Structural health monitoring of masonry structure by stress sensors: Experimental induced damage tests and proposed numerical approach for real time monitoring

Abstract

The paper presents an experimental and numerical study investigating the effectiveness of two innovative stress sensors, i.e. piezoelectric and capacitive stress sensors, to be used in Structural Health Monitoring (SHM). These sensors are installed within the mortar bed-joints and can measure vertical stress variations. The capability of the sensors in revealing stress state variations due to external events is experimentally tested by performing induced damage tests on two half-scale masonry wall specimens made of three piers and monitored by both the typologies of stress sensors.

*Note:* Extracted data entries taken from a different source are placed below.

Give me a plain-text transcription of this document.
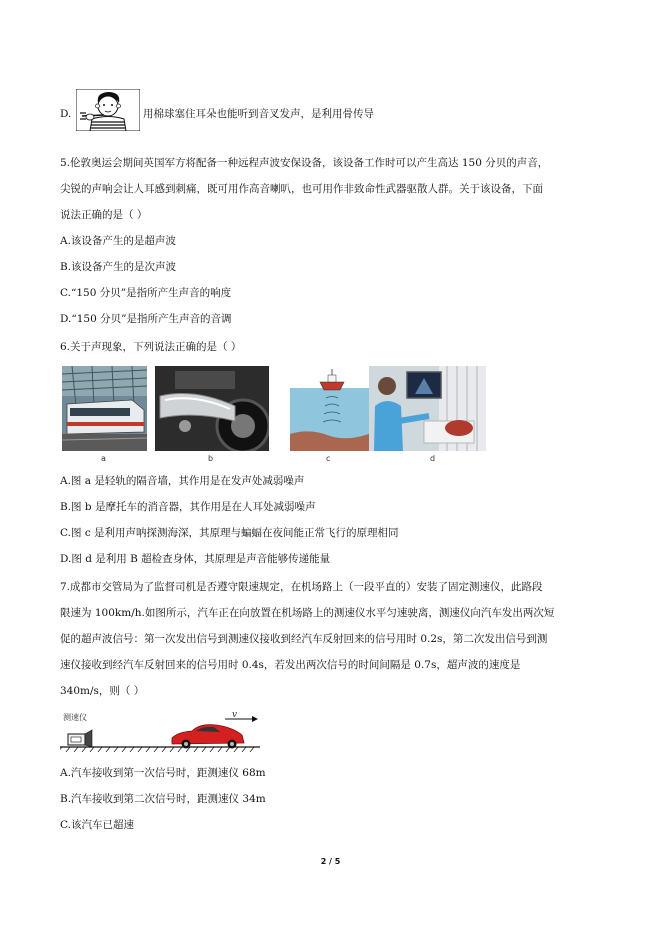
D.	用棉球塞住耳朵也能听到音叉发声，是利用骨传导
5.伦敦奥运会期间英国军方将配备一种远程声波安保设备，该设备工作时可以产生高达 150 分贝的声音，
尖锐的声响会让人耳感到刺痛，既可用作高音喇叭，也可用作非致命性武器驱散人群。关于该设备，下面
说法正确的是（ ）
A.该设备产生的是超声波
B.该设备产生的是次声波
C.“150 分贝”是指所产生声音的响度
D.“150 分贝”是指所产生声音的音调
6.关于声现象，下列说法正确的是（ ）
a	b	c	d
A.图 a 是轻轨的隔音墙，其作用是在发声处减弱噪声
B.图 b 是摩托车的消音器，其作用是在人耳处减弱噪声
C.图 c 是利用声呐探测海深，其原理与蝙蝠在夜间能正常飞行的原理相同
D.图 d 是利用 B 超检查身体，其原理是声音能够传递能量
7.成都市交管局为了监督司机是否遵守限速规定，在机场路上（一段平直的）安装了固定测速仪，此路段
限速为 100km/h.如图所示，汽车正在向放置在机场路上的测速仪水平匀速驶离，测速仪向汽车发出两次短
促的超声波信号：第一次发出信号到测速仪接收到经汽车反射回来的信号用时 0.2s，第二次发出信号到测
速仪接收到经汽车反射回来的信号用时 0.4s，若发出两次信号的时间间隔是 0.7s，超声波的速度是
340m/s，则（ ）
测速仪	v
A.汽车接收到第一次信号时，距测速仪 68m
B.汽车接收到第二次信号时，距测速仪 34m
C.该汽车已超速
2 / 5
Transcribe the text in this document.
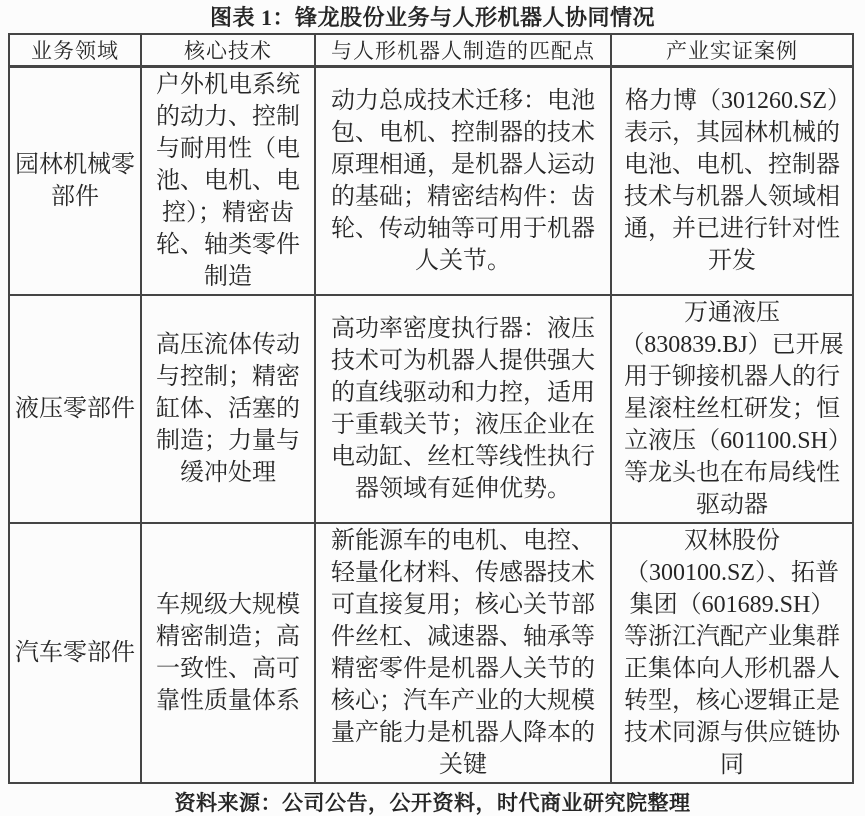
图表 1：锋龙股份业务与人形机器人协同情况
业务领域	核心技术	与人形机器人制造的匹配点	产业实证案例
园林机械零部件	户外机电系统的动力、控制与耐用性（电池、电机、电控）；精密齿轮、轴类零件制造	动力总成技术迁移：电池包、电机、控制器的技术原理相通，是机器人运动的基础；精密结构件：齿轮、传动轴等可用于机器人关节。	格力博（301260.SZ）表示，其园林机械的电池、电机、控制器技术与机器人领域相通，并已进行针对性开发
液压零部件	高压流体传动与控制；精密缸体、活塞的制造；力量与缓冲处理	高功率密度执行器：液压技术可为机器人提供强大的直线驱动和力控，适用于重载关节；液压企业在电动缸、丝杠等线性执行器领域有延伸优势。	万通液压（830839.BJ）已开展用于铆接机器人的行星滚柱丝杠研发；恒立液压（601100.SH）等龙头也在布局线性驱动器
汽车零部件	车规级大规模精密制造；高一致性、高可靠性质量体系	新能源车的电机、电控、轻量化材料、传感器技术可直接复用；核心关节部件丝杠、减速器、轴承等精密零件是机器人关节的核心；汽车产业的大规模量产能力是机器人降本的关键	双林股份（300100.SZ）、拓普集团（601689.SH）等浙江汽配产业集群正集体向人形机器人转型，核心逻辑正是技术同源与供应链协同
资料来源：公司公告，公开资料，时代商业研究院整理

Two types of masonry, clay brick and calcarenite brick, are investigated. Experimental tests provided damage simulation by progressively reducing the cross-section of the central pier of the specimens by keeping the vertical load constant. Experimental sensor outputs are compared to those resulting from a reference refined finite element micro-model simulating the experimental tests. Simplified fiber-section equivalent frame modelling of masonry is finally proposed and tested as a computationally effective approach for real time monitoring. Results will show that vertical stress variations in masonry structures can be effectively accounted by the investigated sensors and potentially interpreted for the early prediction of structural damage especially if combined with an effective digital twin model.